Weihnachten „zuhause“ – von der tiefen, unerfüllbaren Sehnsucht nach Heimat
„Ich fahre über Weihnachten nach Hause.“ Eine unscheinbare Formulierung. Aber wenn man genauer darüber nachdenkt, ist doch in der Sache eigentlich gemeint „Ich besuche meine Eltern“ oder „Ich fahre dorthin, wo ich aufgewachsen bin.“ Dennoch verwenden die meisten Menschen die emotionaleren Ausdrücke „nach Hause“ oder „in die Heimat“. Erstaunlich, denn mit 20, 30, 40 oder 50 Jahren haben sich die meisten längst eine neue Identität und ein neues Zuhause aufgebaut.
Das Bedürfnis nach Heimat ist so menschlich wie religiös.
Wir sehnen uns nach festen Identitätsmarkern und Sicherheiten, die inmitten aller Veränderungen konstant bleiben. In vielen biblischen Erzählungen findet sich allerdings eine gewisse Skepsis gegenüber der zu starken Betonung einer fest verankerten „Heimat“. Von Mose, dem es nicht vergönnt ist, seinen Fuß in das verheißene Land zu setzen, bis zu Jesus, der von seiner Familie für verrückt erklärt wird und als Wanderprediger umherzieht: Ihre „Heimat“ ist im Grunde genommen „on the road“.

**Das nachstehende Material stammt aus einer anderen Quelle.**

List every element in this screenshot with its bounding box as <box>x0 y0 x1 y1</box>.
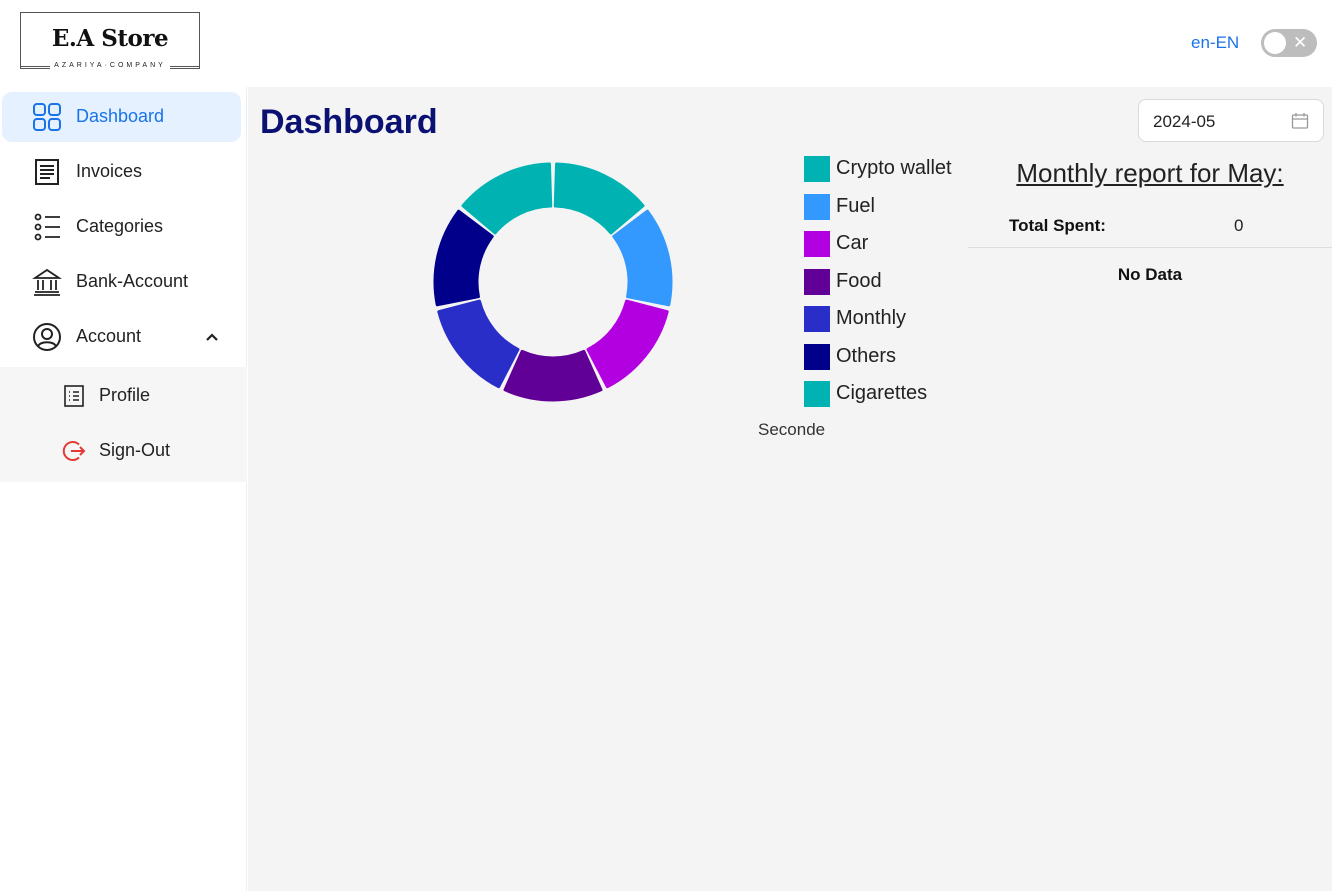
month-picker-value: 2024-05 <box>1153 112 1216 131</box>
language-selector[interactable]: en-EN <box>1191 33 1239 53</box>
sidebar-item-sign-out[interactable]: Sign-Out <box>0 422 247 477</box>
sidebar-item-label: Profile <box>99 385 151 405</box>
bank-icon <box>32 268 62 296</box>
grid-icon <box>33 103 61 131</box>
total-spent-value: 0 <box>1234 216 1244 235</box>
donut-slice-food[interactable] <box>503 349 603 402</box>
legend-swatch <box>804 156 830 182</box>
total-spent-row: Total Spent: 0 <box>968 210 1332 248</box>
legend-swatch <box>804 381 830 407</box>
sidebar-item-label: Sign-Out <box>99 440 171 460</box>
report-title: Monthly report for May: <box>1016 158 1284 188</box>
legend-item[interactable]: Others <box>804 342 1004 372</box>
theme-toggle[interactable]: ✕ <box>1261 29 1317 57</box>
main-content: Dashboard 2024-05 Crypto wallet Fuel Car Fo… <box>248 87 1332 891</box>
user-circle-icon <box>33 323 61 351</box>
total-spent-label: Total Spent: <box>1009 216 1106 235</box>
store-logo[interactable]: E.A Store AZARIYA·COMPANY <box>20 12 200 69</box>
donut-chart <box>433 162 673 402</box>
sidebar-item-account[interactable]: Account <box>2 312 241 362</box>
sidebar-item-label: Bank-Account <box>76 271 189 291</box>
sidebar: Dashboard Invoices Categories Bank-Accou… <box>0 87 247 891</box>
close-icon: ✕ <box>1293 33 1308 52</box>
list-icon <box>34 213 60 241</box>
profile-list-icon <box>64 385 84 407</box>
sidebar-item-label: Account <box>76 326 142 346</box>
legend-item[interactable]: Monthly <box>804 304 1004 334</box>
donut-slice-fuel[interactable] <box>612 209 673 307</box>
legend-swatch <box>804 231 830 257</box>
legend-swatch <box>804 268 830 295</box>
receipt-icon <box>35 159 59 185</box>
sidebar-item-dashboard[interactable]: Dashboard <box>2 92 241 142</box>
sidebar-item-invoices[interactable]: Invoices <box>2 147 241 197</box>
legend-label: Monthly <box>836 307 907 329</box>
sidebar-item-label: Invoices <box>76 161 143 181</box>
month-picker[interactable]: 2024-05 <box>1138 99 1324 142</box>
chevron-up-icon[interactable] <box>202 327 222 347</box>
sidebar-item-profile[interactable]: Profile <box>0 367 247 422</box>
sidebar-item-label: Dashboard <box>76 106 165 126</box>
legend-label: Fuel <box>836 194 875 217</box>
account-submenu: Profile Sign-Out <box>0 367 247 482</box>
legend-item[interactable]: Cigarettes <box>804 379 1004 409</box>
legend-label: Car <box>836 232 869 254</box>
donut-slice-others[interactable] <box>433 209 494 307</box>
sidebar-item-bank-account[interactable]: Bank-Account <box>2 257 241 307</box>
legend-label: Cigarettes <box>836 382 928 404</box>
sidebar-item-label: Categories <box>76 216 164 236</box>
no-data-message: No Data <box>1117 265 1183 284</box>
calendar-icon <box>1291 113 1309 129</box>
chart-caption: Seconde <box>758 420 826 439</box>
legend-swatch <box>804 306 830 332</box>
legend-swatch <box>804 343 830 370</box>
app-header: E.A Store AZARIYA·COMPANY en-EN ✕ <box>0 0 1332 87</box>
sign-out-icon <box>62 441 86 461</box>
legend-swatch <box>804 193 830 220</box>
donut-slice-car[interactable] <box>586 299 669 389</box>
legend-label: Others <box>836 344 897 367</box>
sidebar-item-categories[interactable]: Categories <box>2 202 241 252</box>
toggle-knob <box>1264 32 1286 54</box>
page-title: Dashboard <box>260 103 438 141</box>
legend-label: Crypto wallet <box>836 157 952 179</box>
donut-slice-monthly[interactable] <box>437 299 520 389</box>
logo-subtitle: AZARIYA·COMPANY <box>50 62 170 69</box>
legend-label: Food <box>836 269 882 292</box>
logo-title: E.A Store <box>51 25 169 52</box>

Religion bricht die Sehnsucht nach Heimat auf und vertieft sie gleichzeitig. Das Verlangen nach einem Zuhause gehört genauso dazu wie das Wissen, dass es sie in dieser Welt nie abschließend geben kann. Wie es im Neuen Testament heißt: „Wir haben hier keine bleibende Stadt, sondern die zukünftige suchen wir.“ Religion unterscheidet gerade zwischen Immanenz und Transzendenz, Diesseits und Jenseits. Die Frage nach Heimat erfährt dadurch eine grundsätzliche Verschiebung und Vertiefung.
Dies scheint auch in der Tradition auf, über Weihnachten „nach Hause“ zu fahren. Denn es ist klar, dass es sich dabei um die Wiederinszenierung einer eigentlich verlorenen Realität handelt. Zumindest einmal im Jahr soll Heimat mit der Herkunftsfamilie erlebt werden, auch wenn die Welt an allen anderen Tagen anders aussieht.